Was ich mich jetzt an diesem Punkt (genau wie Sie hoffentlich auch) frage, ist, warum es dann keinen Menschen gibt, der nicht nach diesen Regeln lebt! Selbstverständlich gibt es die weniger schweren Fälle, die davon überzeugt sind, sie seien die barmherzigen Samariter, sie würden nie schlecht über einen anderen Menschen mit einem noch so kleinen Handicap denken. Ich bewundere diese Wesen zutiefst dafür, dass sie es zumindest versuchen, denn ich bin mir sicher, diese Art von Menschen stellt die Minderheit dar. Wenigstens versuchen sie etwas an unserem Instinkt zu ändern, wie sollen wir sonst jemals dem seelenlosen Roboterwesen ähneln. Eigentlich sollte sich wirklich mal jemand hinsetzen und ein Buch über all diese Klischees verfassen, damit wir realisieren können, dass wir dieses Verhalten revolutionieren müssen und nicht über die millionste Erneuerung der Technik für noch schneller fahrende Metallkisten nachdenken sollen.

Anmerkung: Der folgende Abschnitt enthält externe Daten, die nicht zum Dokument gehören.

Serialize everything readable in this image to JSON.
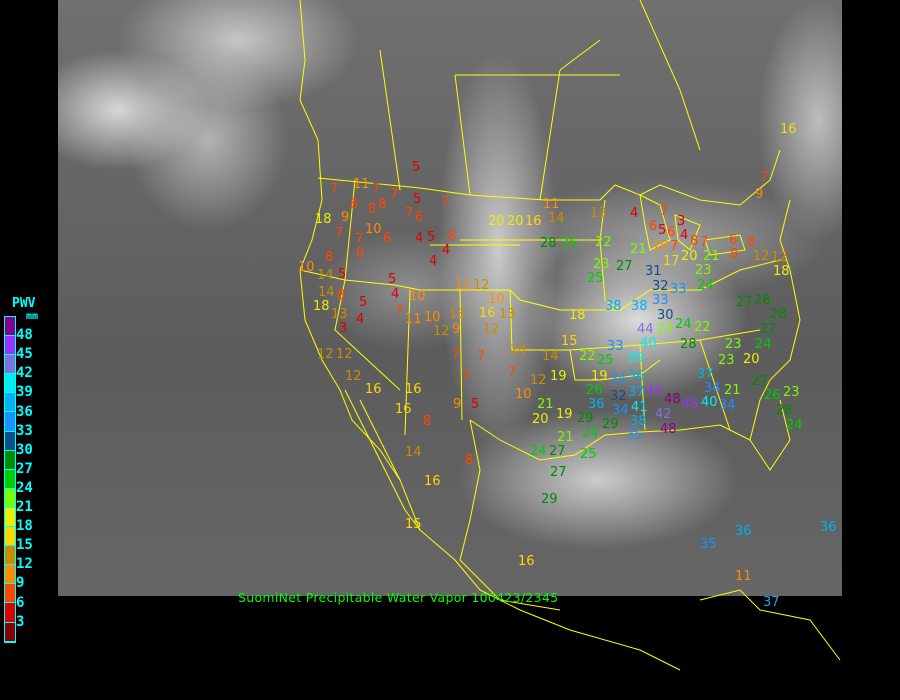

Wollen sie wissen was für mich wirklich der Anfang zur Gleichberechtigung ist? Ein einfaches „Hallo“! Sind wir mal ganz ehrlich, wer von uns entscheidet nicht während eines mehr oder weniger gemütlichen Spaziergangs bewusst, wem man ein freundliches Lächeln oder eine kurze Begrüßung schenken möchte! Fängt an diesem Punkt nicht schon das Gegenteil von wahrer, aber einfacher Gleichberechtigung an? Unser Verstand teilt uns mit, dass das Gegenüber von uns unsympathisch wirkt, keine Höflichkeit verdient, oder sogar unheimlich erscheint. Doch was gibt uns das Recht zu „wissen“, dass eine ältere Dame netter sei als ein Jugendlicher mit einer Bierflasche in der Hand? Wir sind der Meinung, wir könnten über die Menschen urteilen, ohne sie wirklich zu kennen, aber ich bin mir sicher, dass wir das ganz und gar nicht können. Jeder, der einmal schlechte Erfahrungen gemacht hat, hat mein vollstes Verständnis, wenn er mit einer gewissen Vorsicht auf die restlichen Bewohner des Universums schaut, doch ich vertrete die Meinung, keiner habe das Recht über jemanden zu urteilen, ohne auch nur mindestens einen alltäglichen Ablauf mit ihm erlebt zu haben! Wir erwarten Solidarität von jedem, doch wir geben sie selbst nur den wenigsten. Keiner von uns kann wissen, was ein anderer erleben muss, wie viel Kraft und Tränen vielleicht schon ein normaler Tag ihm kostet. Dass könnte vielleicht der seelenlose Roboter, doch der sind wir nicht, oder?